L'isola
Gaspare Canino, Zona cuscinetto

L'isola

diTeresa Mariniello

Ancora. Ecco che la luce si abbandona. 

Raccolta ascolto l’assenza delle cose, l’istante in cui il mondo tace. Accolgo il silenzio delle cicale prima che concertino i grilli, gli sterpi e le foglie sospese, lo sguardo fisso del ramarro sul muro; perfino il mare, appena mosso, tace.

La mia preghiera è in questo vuoto che si svela ogni giorno e che può annunciare il nuovo.

Ma ecco le voci, si accendono nel crepuscolo poco più in là, in quel diramare di selciato che chiamiamo piazza; sono voci di donne e bambini, li vedo lungo la panca bassa, quella adagiata sul muro, ricordano nascite e morti, sementi e merletti, prime e ultime notti.   

Quasi allegre fanno da sfondo allo schiamazzo dei bambini, a quest’ora un po’ svogliato. 

Quelle degli uomini sono più in alto, lì dove l’altra panca di pietra dà sul mare abbracciando il piccolo golfo, arrivano come un brusio indistinto.

Solo, del tutto solo, se ne sta l’uomo che chiamano lo scemo del paese.

Si guarda intorno sorridendo, allargando lo sguardo in alto sulla grande quercia dove dormono gli uccelli.

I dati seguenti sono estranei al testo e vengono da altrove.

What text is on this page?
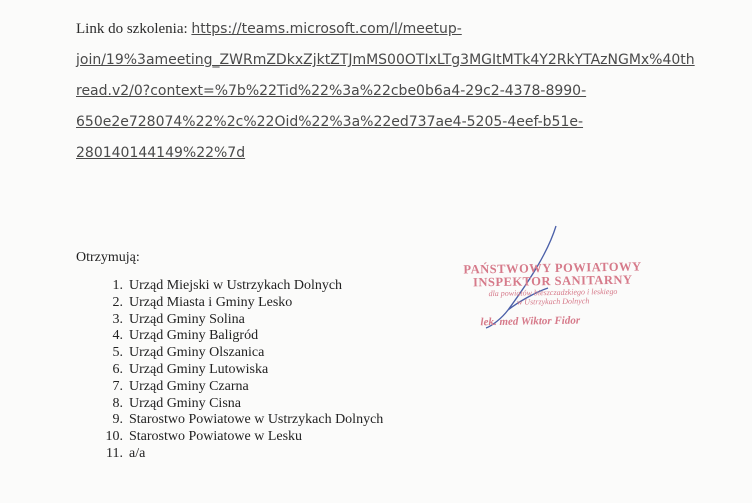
Link do szkolenia: https://teams.microsoft.com/l/meetup-
join/19%3ameeting_ZWRmZDkxZjktZTJmMS00OTIxLTg3MGItMTk4Y2RkYTAzNGMx%40th
read.v2/0?context=%7b%22Tid%22%3a%22cbe0b6a4-29c2-4378-8990-
650e2e728074%22%2c%22Oid%22%3a%22ed737ae4-5205-4eef-b51e-
280140144149%22%7d
Otrzymują:
1. Urząd Miejski w Ustrzykach Dolnych
2. Urząd Miasta i Gminy Lesko
3. Urząd Gminy Solina
4. Urząd Gminy Baligród
5. Urząd Gminy Olszanica
6. Urząd Gminy Lutowiska
7. Urząd Gminy Czarna
8. Urząd Gminy Cisna
9. Starostwo Powiatowe w Ustrzykach Dolnych
10. Starostwo Powiatowe w Lesku
11. a/a
PAŃSTWOWY POWIATOWY
INSPEKTOR SANITARNY
dla powiatów bieszczadzkiego i leskiego
w Ustrzykach Dolnych
lek. med Wiktor Fidor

Lo chiamano così perché ha un’anima semplice e perché è l’unico a non aver voler voluto la luce in casa quando è arrivata sull’isola. Lui ha tenuto la vecchia lampada ad olio e la luce del camino, quasi sempre acceso. 

Si porta dietro un odore di fumo per questo e di fuoco.

Dice che non gli serve altro ed è bello vedere l’uscio di casa sua sempre aperto, anche la notte, intravedendo nell’angolo le braci ancora guizzanti.  

In realtà la sua non è proprio una casa, è un unico ambiente con una porta e una finestra, in passato faceva parte del vecchio magazzino vicino al porto.

Il paese lo ha sistemato lì alla morte del vecchio padre, e lo sostiene portandogli cibo ogni giorno secondo turni stabiliti dalle stesse donne.

In cambio lui porta allegria quando decide di affacciarsi nei vari gruppi serali raccontando piccole storie di animali a cui nessuno aveva mai badato prima, le formiche, le cicale, persino i vermi diventono personaggi con pensiero e parole.


C’ é un posto nell’ isola in cui mi piace andare.

Si percorre la strada principale del paese con le case tutte dipinte di bianco e con le seggiole di paglia appena fuori l’uscio, si arriva poi su in alto verso la piccola chiesa. Qui c’è lo slargo con siepi di rosmarino da cui si guarda il mare, e c’è anche il piccolo sentiero  che stretto corre tra i pini per scendere in basso verso la cisterna.

Costruzione massiccia e imponente, voluta da qualche lontano antenato, è ora parte del paesaggio; ha muri scrostati coperti da rampicanti.

Nei pressi della cisterna ecco ciò per cui vengo.

Una piccola edicola con il tetto a capanna rivestito di maiolica azzurra, al centro di essa c’è Kaìros. Il dio del tempo circolare.

È solo la copia del bassorilievo greco, neanche perfetta, ma intero appare il giovane nudo alato e fuggente con il lungo ciuffo sulla  fronte e con la nuca rasata, in mano porta un coltello dalla lama pungente.

Guardo i muscoli tesi nello sforzo della corsa, la leggerezza delle ali ai piedi, il corpo proteso in avanti, perché è lì che si può cogliere il momento propizio, nella spinta in avanti.

Intanto il volo degli uccelli è ampio e leggero, si lasciano trasportare dalle correnti d’aria quasi senza fatica assecondando il vento, nelle forza delle ali leggo il bisogno di libertà. 


Poi all’ improvviso una sera.

Vicino al mare giocava col mare; non era solo ma non vidi che lui. Solo una figura d’ uomo, rideva, e il riso era di bambino e i passi anche.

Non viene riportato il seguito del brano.